Am vergangenen 3. Januar wurde der sozialpolitische Flügel der Südtiroler Volkspartei unter dem neuen Namen Die soziale Mitte der SVP aktiv. Diese Namensänderung markiert den Beginn eines neuen Kapitels in der Geschichte der Organisation, die seit ihrer Gründung im Jahr 1975 soziale Gerechtigkeit und Solidarität in den Mittelpunkt ihrer Arbeit stellt.
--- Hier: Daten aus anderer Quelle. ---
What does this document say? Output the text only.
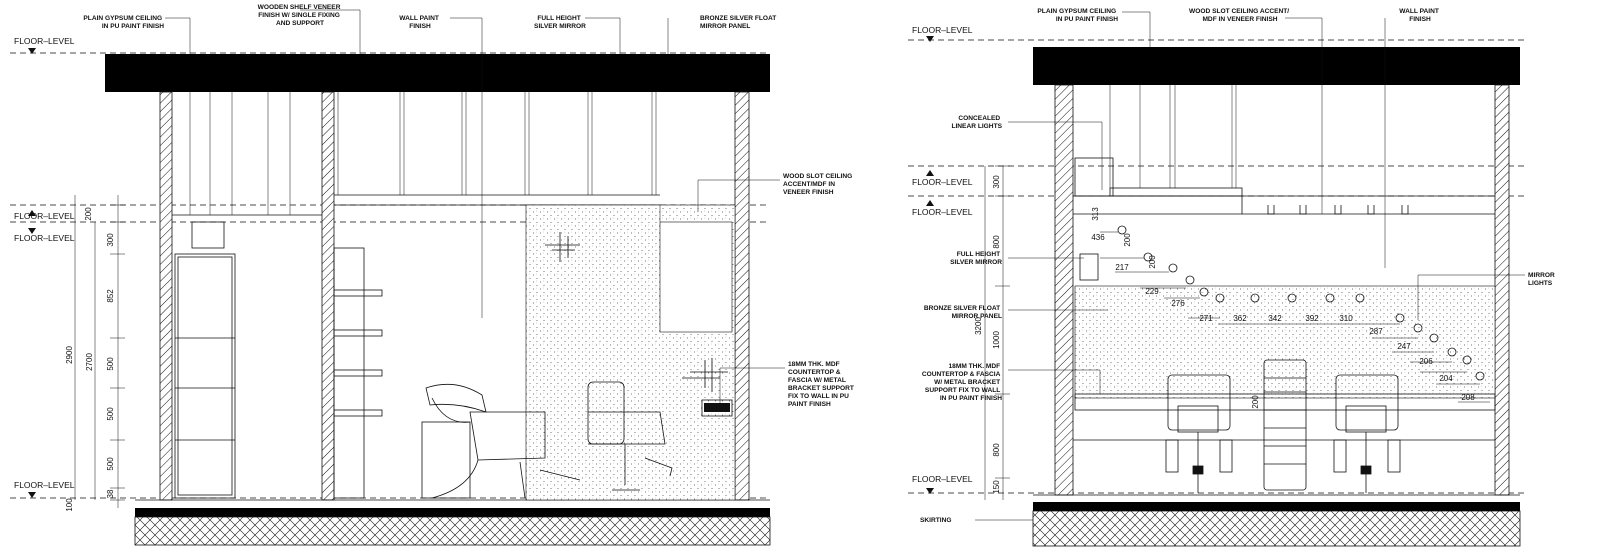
PLAIN GYPSUM CEILING IN PU PAINT FINISH
WOODEN SHELF VENEER FINISH W/ SINGLE FIXING AND SUPPORT
WALL PAINT FINISH
FULL HEIGHT SILVER MIRROR
BRONZE SILVER FLOAT MIRROR PANEL
WOOD SLOT CEILING ACCENT/MDF IN VENEER FINISH
18MM THK. MDF COUNTERTOP & FASCIA W/ METAL BRACKET SUPPORT FIX TO WALL IN PU PAINT FINISH
FLOOR–LEVEL
FLOOR–LEVEL
FLOOR–LEVEL
FLOOR–LEVEL
200
300
852
500
500
500
38
100
2900 2700
PLAIN GYPSUM CEILING IN PU PAINT FINISH
WOOD SLOT CEILING ACCENT/ MDF IN VENEER FINISH
WALL PAINT FINISH
CONCEALED LINEAR LIGHTS
FULL HEIGHT SILVER MIRROR
BRONZE SILVER FLOAT MIRROR PANEL
18MM THK. MDF COUNTERTOP & FASCIA W/ METAL BRACKET SUPPORT FIX TO WALL IN PU PAINT FINISH
MIRROR LIGHTS
SKIRTING
FLOOR–LEVEL
FLOOR–LEVEL
FLOOR–LEVEL
FLOOR–LEVEL
300
800
1000
800
150
3200
313
436 200
217 200
229
276
271	362	342	392	310
287
247
206
204
208
200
Im Rahmen eines weitreichenden Prozesses der Neuausrichtung, der den sozialpolitischen Werten der Organisation treu bleibt und sie zugleich an die Herausforderungen der Gegenwart anpasst, erfolgt die Umbenennung. Die soziale Mitte repräsentiert eine Politik, die soziale Anliegen mit wirtschaftlicher Verantwortung und den Bedürfnissen der modernen Gesellschaft in Einklang bringt.
Die Vorsitzende Gabriele Morandell und ihre Stellvertreter/innen Andreas Pramstraller, Kunhilde von Marsoner und Hannes Unterhofer bilden den Landesvorstand der ehemaligen Arbeitnehmer.
Morandell erläutert in einem Interview mit unserer Zeitung, wie die Unbetitelung zustande kam und welche politischen Pläne für die nahende Zukunft anstehen.
„Neue Energie, neue Gestaltung. Wir sprechen nicht nur Arbeitnehmer an. Der alte Name hatte einen etwas negativen Beiklang“, betont die Vorsitzende der Sozialen Mitte und erinnert daran, dass die Namenssuche nicht leicht war.
Morandell hebt hervor, dass mittels der Sozialen Mitte innerhalb der Sammelpartei ein verstärkter Einsatz für soziale Themen wie Pflege, gemeinnütziger Wohnbau, Stipendien, Löhne und die Mittelschicht angestrebt werde.
“Die Lebenshaltungskosten in Südtirol sind eindeutig zu hoch. In der Gesamtheit ist weniger Geld vorhanden. Es gibt eine neue Maßnahme in der Wohnbauförderung, und der Mittelstand muss unterstützt werden“, ist Morandell überzeugt.
Gabriele Morandell hat die Zukunft im Blick, wenn es um die vielen einheimischen Studierenden geht, die Auslandserfahrungen sammeln und nicht immer in ihre Heimat zurückkehren.
„Eine Möglichkeit wäre, diese Studierenden intensiver zu fördern, vorausgesetzt, sie kehren nach Südtirol zurück und wenden hier ihre erlernten Fähigkeiten an“ – so Morandell, die betont, dass es konstruktiver Anreize bedarf, um Südtiroler Studierende in ihre Heimat zurückzubringen.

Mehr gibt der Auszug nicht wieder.